(1.) A mortgagee obtained a decree against his mortgagor under Section 15b of the Dekkhan Agriculturists' Relief Act. Rather less than three years thereafter he applied to have the decree made final, and rather more than three years after the existing decree had been passed he applied for execution of the decree. His application for making the decree final had been rejected on the ground that it was unnecessary, the existing decree being one under Section 15-B of the Dekkhan Agriculturists' Relief Act and therefore partaking of the nature of a final decree. The result was that the judgment-debtor objected to execution on the ground that the execution was out of time and was not saved by the decree-holder's application to have the decree made final, that not being an application to take a step in aid of execution made in accordance with law to the proper Court within the meaning of Article 182 (5) of the Indian Limitation Act. His contention was rejected by the executing Court and the judgment-debtor has come in appeal to this Court.
(2.) IN our opinion he must succeed in his appeal. We have heard a good deal of argument, and several authorities have been cited to us, as to the meaning of the words "application to take a step in aid of execution of the decree. " Without considering the authorities for the moment, and speaking for myself, I should say that in plain English those words would cover an application which was intended to facilitate the execution even of a decree which had yet to be passed. At any rate I am satisfied that in plain English they would cover an application for what was intended to be a step in aid of execution, even though in point of fact the application was unnecessary and on that account could not be regarded as being in fact of any assistance to execution. There are however other words in the article which appear to control the meaning of the words "application to take a step in aid of execution of the decree," and they are to be found in Explanation II and the provision that the application must be made to the proper Court. The combined effect, assuming that the application to take a step in aid of execution has to be made to the proper Court, is that the application to take a step in aid of execution has to be made to the executing Court, and that limits the application to the sort of application that can be entertained by an executing Court. An application to make a decree final could presumably be entertained only by the Court trying the suit. Such an application therefore cannot be an application to take a step in aid of execution within the meaning of Article 182 (5) unless it can be argued-as an attempt has been made in this case to argue-that the provision as to the application being made to the proper Court occurring in Article 182 (5) does not apply to applications to take a step in aid, but applies only to applications for actual execution.

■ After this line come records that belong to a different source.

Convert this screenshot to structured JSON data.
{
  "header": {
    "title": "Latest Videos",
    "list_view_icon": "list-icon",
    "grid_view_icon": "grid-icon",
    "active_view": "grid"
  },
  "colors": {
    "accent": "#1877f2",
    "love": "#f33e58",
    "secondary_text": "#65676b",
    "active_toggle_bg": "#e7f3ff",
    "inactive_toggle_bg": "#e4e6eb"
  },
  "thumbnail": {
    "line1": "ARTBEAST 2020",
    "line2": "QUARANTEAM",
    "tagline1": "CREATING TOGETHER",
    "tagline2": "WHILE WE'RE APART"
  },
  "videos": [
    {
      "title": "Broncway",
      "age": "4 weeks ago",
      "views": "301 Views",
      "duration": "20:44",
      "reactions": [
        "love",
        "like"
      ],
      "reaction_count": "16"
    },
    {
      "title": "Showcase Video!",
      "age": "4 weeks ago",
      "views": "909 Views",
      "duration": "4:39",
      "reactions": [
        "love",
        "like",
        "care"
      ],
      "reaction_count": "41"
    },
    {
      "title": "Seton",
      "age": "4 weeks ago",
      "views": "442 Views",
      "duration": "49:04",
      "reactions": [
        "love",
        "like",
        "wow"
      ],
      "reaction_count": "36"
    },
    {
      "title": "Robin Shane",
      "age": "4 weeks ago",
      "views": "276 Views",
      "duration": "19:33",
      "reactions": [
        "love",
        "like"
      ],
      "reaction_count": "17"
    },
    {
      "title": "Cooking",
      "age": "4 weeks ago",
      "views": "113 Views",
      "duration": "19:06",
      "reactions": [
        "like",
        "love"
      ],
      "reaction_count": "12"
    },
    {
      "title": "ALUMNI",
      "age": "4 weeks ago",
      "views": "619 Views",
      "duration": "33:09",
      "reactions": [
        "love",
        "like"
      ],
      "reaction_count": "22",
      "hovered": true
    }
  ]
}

(3.) IT was argued that the application being evidently bona fide, that was a point in favour of the decree-holder. But bona fide is immaterial for the purposes of Article 182 (5); see the decision of the Privy Council in Khalil-ur-Rahman Khan v. Collector of Etah (1933) L. R. 61 I. A. 62, s. c. 36 Bom. L. R. 273. IT would be material only if the case could be brought within Section 14 of the Indian Limitation Act. That it can be brought within Section 14 is the last argument addressed to us on behalf of the decree-holder. But unfortunately an application to make a decree final and an application for the execution of a decree are not applications for the same relief within the meaning of Section 14 (2 ). The section therefore cannot save limitation in this case.